Oatmeal porridge
Oatmeal is a source of complex starch rich in beta-glucan soluble fiber, which helps control blood sugar stably throughout the morning, an important factor in reducing stress on the hormone cortisol.
In particular, oats are rich in tryptophan - the precursor amino acid of serotonin and melatonin, two important hormones for sleep.
Those who eat oatmeal congee in the morning have higher levels of melatonin in their blood at night than those who eat white rice balls for breakfast, thanks to more efficient metabolism of tryptophan.
Boiled eggs
Eggs are a high-quality protein-rich food, containing choline - a substance needed to synthesize acetylcholine, a neurotransmitter that helps regulate sleep - wake rhythm and improve concentration.
Choline deficiency can cause neurotransmitter disorders, causing sluggish sleep and making it difficult to enter deep sleep.
Eggs also contain vitamins D and B12, two micronutrients directly related to sleep. People with low vitamin B12 levels are 2.3 times more likely to experience insomnia.
Greek yogurt
Recent studies have shown that sleep quality is closely related to the health of the intestinal microflora through the entrance - brain axis.
Adding probiotic yogurt to breakfast for 4 weeks helps increase the average deep sleep duration by 12% compared to the control group.
Walnuts
Dogs are considered one of the few foods that contain natural melatonin.
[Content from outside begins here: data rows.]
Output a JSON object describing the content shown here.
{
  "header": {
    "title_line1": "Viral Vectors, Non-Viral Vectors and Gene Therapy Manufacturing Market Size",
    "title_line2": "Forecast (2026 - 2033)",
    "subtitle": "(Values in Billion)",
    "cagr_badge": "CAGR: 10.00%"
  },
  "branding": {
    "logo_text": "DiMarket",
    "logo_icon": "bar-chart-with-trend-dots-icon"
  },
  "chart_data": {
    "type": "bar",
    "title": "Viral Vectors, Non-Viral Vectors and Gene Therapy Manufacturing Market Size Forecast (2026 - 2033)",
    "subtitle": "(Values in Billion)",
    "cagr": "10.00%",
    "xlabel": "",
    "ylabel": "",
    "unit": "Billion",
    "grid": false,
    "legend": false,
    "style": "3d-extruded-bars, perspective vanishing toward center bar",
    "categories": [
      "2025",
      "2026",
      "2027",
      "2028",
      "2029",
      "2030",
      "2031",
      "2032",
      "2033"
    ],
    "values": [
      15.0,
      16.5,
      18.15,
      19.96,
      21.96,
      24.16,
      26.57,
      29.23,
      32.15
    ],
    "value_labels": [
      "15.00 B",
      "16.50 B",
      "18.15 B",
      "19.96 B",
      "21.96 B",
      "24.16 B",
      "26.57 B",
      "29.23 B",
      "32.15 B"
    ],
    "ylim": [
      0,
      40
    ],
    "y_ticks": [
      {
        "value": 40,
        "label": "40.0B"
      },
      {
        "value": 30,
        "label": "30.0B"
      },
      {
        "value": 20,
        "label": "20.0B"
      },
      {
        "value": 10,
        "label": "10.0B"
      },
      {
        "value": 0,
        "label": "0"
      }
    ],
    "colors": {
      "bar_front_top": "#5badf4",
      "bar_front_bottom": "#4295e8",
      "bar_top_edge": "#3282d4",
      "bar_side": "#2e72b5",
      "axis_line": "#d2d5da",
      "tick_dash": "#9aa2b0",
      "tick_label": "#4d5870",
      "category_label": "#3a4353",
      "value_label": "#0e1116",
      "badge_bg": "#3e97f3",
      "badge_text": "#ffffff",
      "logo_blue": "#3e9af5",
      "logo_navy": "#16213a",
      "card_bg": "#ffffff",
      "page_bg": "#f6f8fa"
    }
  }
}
A 28g serving of walnuts provides about 3.5 ng of melatonin, which is enough to stimulate night sleep.
Omega-3 in walnuts (mainly ALA) has anti-inflammatory and improved nerve function.
People who regularly consume walnuts in the morning have a higher sleep quality score (according to the PSQI), and have a 25% less midnight wake-up time than those who do not consume them.
Bananas
Bananas are a convenient fruit, suitable for breakfast, and also very beneficial for sleep. Magnesium and potassium in bananas have a muscle relaxing effect, reducing muscle tension - one of the reasons why the elderly often wake up in the middle of the night.
In addition, bananas also provide a moderate amount of tryptophan, which helps increase serotonin synthesis.
Eating 1-2 bananas a morning every day for 2 weeks helps reduce the average sleeping time of 15 minutes and increase the total sleep duration by 30-45 minutes.